La compositrice de la pièce Ode au métal, Sonia Paço-Rocchia, est aussi heureuse que Marie-Chantal Leclair, de la formation Quasar, à l’idée de faire revivre cette oeuvre au Saguenay.

Elle est toute jeune, la salle de spectacles du Centre d’expérimentation musicale (CEM), mais même dans cinq ans, dans dix ans, on se souviendra du concert Ode au Métal présenté par la formation Quasar, le 18 décembre à 20 h. Juste la façon dont elle aura habité les lieux, avec son immense ruban de métal suspendu à deux ou trois pieds du plancher, les longues pièces rectangulaires descendant à la verticale, les petites structures abritant des microphones, frappera durablement les esprits.

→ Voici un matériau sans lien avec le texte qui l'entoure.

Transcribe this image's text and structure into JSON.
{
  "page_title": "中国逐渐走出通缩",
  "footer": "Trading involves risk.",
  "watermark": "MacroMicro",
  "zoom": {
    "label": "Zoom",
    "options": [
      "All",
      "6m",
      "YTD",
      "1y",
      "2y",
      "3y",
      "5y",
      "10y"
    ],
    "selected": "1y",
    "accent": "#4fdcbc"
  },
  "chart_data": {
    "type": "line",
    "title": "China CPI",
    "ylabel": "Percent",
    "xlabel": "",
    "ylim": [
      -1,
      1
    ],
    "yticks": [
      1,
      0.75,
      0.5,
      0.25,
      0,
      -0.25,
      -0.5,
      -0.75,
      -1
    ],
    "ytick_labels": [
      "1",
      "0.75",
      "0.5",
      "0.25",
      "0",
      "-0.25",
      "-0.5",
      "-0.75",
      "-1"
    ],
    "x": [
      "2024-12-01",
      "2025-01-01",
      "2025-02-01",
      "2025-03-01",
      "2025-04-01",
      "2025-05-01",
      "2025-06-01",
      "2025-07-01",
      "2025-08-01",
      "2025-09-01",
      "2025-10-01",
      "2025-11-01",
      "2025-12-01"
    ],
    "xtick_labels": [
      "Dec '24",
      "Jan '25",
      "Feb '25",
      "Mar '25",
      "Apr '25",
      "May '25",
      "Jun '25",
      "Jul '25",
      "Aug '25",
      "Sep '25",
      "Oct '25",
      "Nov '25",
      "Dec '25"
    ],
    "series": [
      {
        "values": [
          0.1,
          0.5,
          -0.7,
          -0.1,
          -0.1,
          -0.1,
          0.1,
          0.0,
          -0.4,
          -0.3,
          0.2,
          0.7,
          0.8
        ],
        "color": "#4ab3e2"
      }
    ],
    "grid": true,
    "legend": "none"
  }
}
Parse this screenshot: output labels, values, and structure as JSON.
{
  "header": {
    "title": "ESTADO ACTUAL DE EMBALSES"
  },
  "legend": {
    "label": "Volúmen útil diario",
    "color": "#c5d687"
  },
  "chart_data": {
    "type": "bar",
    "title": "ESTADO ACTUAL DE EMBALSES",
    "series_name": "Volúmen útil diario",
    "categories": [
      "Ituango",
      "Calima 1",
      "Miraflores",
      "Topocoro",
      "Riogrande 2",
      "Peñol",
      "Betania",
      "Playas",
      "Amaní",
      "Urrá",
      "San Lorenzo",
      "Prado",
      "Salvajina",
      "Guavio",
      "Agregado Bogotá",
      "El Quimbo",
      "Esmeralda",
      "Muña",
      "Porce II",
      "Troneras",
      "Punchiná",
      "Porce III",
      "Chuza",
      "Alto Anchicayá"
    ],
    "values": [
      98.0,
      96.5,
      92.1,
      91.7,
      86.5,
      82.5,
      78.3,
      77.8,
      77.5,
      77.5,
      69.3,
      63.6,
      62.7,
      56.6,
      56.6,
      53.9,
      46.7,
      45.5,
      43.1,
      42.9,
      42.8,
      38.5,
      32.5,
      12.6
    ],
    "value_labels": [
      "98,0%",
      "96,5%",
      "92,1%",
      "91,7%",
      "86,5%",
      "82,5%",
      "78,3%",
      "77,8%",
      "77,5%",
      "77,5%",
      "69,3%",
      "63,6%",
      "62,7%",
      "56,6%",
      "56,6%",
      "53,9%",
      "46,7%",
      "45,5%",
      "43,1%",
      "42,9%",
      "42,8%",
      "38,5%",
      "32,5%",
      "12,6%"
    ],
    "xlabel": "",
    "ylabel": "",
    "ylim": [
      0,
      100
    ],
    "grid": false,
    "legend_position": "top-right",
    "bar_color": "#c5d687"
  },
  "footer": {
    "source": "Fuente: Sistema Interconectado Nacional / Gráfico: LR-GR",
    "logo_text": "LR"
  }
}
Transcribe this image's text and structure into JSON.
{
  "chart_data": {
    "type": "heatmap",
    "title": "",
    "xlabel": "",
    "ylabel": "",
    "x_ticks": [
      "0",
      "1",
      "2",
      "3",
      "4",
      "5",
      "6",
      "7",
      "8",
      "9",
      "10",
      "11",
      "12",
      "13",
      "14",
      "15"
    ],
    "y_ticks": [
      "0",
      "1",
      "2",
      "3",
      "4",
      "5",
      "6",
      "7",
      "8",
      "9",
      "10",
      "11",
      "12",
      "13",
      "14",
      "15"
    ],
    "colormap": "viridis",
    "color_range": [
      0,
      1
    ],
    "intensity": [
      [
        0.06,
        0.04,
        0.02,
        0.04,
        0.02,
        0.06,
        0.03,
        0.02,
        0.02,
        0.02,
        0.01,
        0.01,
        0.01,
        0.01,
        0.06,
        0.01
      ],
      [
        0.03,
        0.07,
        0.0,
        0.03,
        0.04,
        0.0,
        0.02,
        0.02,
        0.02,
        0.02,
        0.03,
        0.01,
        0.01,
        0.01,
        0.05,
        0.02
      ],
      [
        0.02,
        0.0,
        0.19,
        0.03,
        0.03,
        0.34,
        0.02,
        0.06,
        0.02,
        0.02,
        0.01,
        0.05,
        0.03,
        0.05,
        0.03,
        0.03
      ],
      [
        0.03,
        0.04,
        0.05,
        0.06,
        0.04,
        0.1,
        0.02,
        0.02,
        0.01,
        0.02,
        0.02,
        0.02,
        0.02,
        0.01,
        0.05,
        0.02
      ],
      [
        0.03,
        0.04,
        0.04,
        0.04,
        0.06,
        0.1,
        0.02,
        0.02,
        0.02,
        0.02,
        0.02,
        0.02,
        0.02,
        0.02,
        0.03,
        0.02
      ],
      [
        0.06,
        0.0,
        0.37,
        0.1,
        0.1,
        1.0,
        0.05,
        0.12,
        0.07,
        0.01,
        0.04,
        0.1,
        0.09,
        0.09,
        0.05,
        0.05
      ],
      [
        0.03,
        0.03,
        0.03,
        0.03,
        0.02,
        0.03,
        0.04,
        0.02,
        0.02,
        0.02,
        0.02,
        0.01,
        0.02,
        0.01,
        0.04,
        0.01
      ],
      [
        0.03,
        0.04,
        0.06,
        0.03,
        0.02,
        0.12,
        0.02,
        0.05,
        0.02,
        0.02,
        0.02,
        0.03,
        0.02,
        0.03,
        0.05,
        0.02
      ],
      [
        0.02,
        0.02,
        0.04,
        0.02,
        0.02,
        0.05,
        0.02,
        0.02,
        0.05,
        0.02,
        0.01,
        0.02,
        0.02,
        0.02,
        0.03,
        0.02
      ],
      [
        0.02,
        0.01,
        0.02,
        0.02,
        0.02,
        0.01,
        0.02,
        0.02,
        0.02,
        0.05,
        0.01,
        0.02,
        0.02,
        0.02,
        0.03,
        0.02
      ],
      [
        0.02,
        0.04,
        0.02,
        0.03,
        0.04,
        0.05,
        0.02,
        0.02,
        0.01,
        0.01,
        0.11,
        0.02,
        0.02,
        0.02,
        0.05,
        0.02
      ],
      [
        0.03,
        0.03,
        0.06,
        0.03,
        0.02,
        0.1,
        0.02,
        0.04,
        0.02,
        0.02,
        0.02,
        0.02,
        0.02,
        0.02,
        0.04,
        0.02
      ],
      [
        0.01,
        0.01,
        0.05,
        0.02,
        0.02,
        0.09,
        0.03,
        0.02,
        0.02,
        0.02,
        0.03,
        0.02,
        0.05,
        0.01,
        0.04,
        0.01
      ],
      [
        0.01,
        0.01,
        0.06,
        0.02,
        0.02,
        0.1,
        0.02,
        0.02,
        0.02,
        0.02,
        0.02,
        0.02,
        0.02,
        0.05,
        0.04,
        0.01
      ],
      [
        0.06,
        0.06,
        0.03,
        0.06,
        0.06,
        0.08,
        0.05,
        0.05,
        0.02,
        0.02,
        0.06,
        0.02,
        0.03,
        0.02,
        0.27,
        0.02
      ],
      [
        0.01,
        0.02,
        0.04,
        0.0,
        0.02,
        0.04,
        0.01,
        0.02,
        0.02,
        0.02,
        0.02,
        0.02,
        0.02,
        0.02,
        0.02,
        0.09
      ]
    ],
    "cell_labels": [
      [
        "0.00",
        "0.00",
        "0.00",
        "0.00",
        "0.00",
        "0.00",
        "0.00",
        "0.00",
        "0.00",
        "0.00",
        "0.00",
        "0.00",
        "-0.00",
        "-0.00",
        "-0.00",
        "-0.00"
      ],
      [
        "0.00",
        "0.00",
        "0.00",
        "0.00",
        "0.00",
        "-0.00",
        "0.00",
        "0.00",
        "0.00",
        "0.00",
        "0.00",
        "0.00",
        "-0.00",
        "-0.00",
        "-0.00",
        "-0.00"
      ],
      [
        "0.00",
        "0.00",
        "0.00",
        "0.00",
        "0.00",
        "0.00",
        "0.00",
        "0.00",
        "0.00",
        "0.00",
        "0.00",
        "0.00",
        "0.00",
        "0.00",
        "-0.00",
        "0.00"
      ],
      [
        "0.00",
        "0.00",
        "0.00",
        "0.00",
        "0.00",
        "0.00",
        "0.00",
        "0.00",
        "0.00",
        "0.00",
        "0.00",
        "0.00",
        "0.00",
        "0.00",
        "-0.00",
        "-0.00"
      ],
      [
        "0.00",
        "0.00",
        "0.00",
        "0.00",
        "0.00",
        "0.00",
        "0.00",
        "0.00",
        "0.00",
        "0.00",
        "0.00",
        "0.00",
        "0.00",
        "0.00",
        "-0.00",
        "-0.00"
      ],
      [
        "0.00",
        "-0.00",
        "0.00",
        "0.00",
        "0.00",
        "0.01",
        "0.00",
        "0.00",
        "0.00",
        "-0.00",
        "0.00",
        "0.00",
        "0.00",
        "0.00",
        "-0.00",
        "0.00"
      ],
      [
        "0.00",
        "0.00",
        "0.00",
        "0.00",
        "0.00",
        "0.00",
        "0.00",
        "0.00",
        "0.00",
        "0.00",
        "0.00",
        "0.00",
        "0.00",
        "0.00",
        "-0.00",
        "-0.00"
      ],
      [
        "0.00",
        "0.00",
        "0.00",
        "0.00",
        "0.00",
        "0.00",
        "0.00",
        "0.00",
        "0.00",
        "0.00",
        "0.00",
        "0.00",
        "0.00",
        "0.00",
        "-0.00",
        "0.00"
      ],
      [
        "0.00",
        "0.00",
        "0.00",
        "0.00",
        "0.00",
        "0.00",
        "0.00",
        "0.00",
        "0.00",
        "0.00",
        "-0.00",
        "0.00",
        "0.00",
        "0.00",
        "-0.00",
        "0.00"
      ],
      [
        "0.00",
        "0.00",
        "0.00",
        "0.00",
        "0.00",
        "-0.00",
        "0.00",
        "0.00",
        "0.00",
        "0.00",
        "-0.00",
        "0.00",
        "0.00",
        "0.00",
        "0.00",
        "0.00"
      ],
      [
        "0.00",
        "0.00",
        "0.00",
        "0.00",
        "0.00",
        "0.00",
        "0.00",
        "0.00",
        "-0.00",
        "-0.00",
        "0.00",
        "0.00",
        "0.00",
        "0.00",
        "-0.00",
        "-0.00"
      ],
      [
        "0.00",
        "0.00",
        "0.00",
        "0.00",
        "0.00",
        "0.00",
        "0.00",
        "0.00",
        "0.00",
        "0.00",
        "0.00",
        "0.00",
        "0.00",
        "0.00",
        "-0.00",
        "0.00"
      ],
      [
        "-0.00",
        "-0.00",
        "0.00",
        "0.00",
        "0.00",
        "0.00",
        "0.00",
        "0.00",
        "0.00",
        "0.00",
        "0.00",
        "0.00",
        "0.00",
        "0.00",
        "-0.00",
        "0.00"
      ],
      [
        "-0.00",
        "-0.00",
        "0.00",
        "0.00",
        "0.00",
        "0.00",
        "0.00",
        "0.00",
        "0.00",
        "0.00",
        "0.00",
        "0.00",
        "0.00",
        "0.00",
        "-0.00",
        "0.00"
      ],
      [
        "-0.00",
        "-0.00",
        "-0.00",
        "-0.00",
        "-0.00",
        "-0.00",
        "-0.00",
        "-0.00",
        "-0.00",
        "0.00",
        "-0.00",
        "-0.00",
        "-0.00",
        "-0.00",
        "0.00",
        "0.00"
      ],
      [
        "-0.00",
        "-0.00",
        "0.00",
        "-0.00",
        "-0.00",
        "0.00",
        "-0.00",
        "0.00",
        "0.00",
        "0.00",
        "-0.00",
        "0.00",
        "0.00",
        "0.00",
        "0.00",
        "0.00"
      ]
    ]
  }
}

On dirait une sculpture environnementale, sauf qu’elle se trouve entre quatre murs et que samedi soir, le public qui se rendra au 37 rue Rhainds, à Chicoutimi-Nord, pourra marcher autour, à l’intérieur, pendant que les saxophonistes Marie-Chantal Leclair, André Leroux, Mathieu Leclair et Jean-Marc Bouchard se mouleront autant que faire se peut à la partition imaginée par Sonia Paço-Rocchia. Ils l’ont créée ensemble en 2019. Deux prix Opus ont couronné leurs efforts. Puis, plus rien.

À lui seul, le travail qu’il faut déployer pour préparer la salle pourrait expliquer ce délai. On parle de plusieurs jours et la tâche ne se résume pas à accrocher des bouts de métal. Les appareils fixés dans la structure pour capter les sons, puis les acheminer dans l’ordinateur que la compositrice manipulera loin des regards du public, font aussi partie du chantier. Ajoutons les éclairages sophistiqués, ainsi que la présence d’une équipe de tournage, et ça fait beaucoup d’informations à gérer.



Marie-Chantal Leclair paraît bien petite, devant le ruban de métal que fait vibrer son saxophone soprano.

« Nous aimons les choses qui ne sont pas standard. Ce spectacle met en relief l’aspect multi de notre salle », a souligné le directeur général et artistique du CEM, Guillaume Thibert, au cours d’une entrevue accordée au Progrès. De son côté, Sonia Paço-Rocchia se réjouit à l’idée de voir revivre une œuvre aussi ambitieuse, surtout en ces temps incertains. « C’est une surprise, puisqu’avec le confinement, on se demandait où s’en allait notre carrière. Faire un gros projet comme ça, c’est rassurant », confie-t-elle.

Pour décrire la pièce de 40 minutes qui sera jouée à Chicoutimi-Nord, la musicienne parle d’un théâtre musical. « Il n’y a pas de mots, mais les spectateurs peuvent se faire leur propre histoire. Quant aux saxophonistes, ils doivent s’adapter à ce que donne le métal et justement, la partition laisse de la marge pour ça », fait-elle observer. Présente à ses côtés, Marie-Chantal Leclair note que la première fois, le public était séparé des interprètes. Dans la salle du CEM, il vivra une expérience immersive.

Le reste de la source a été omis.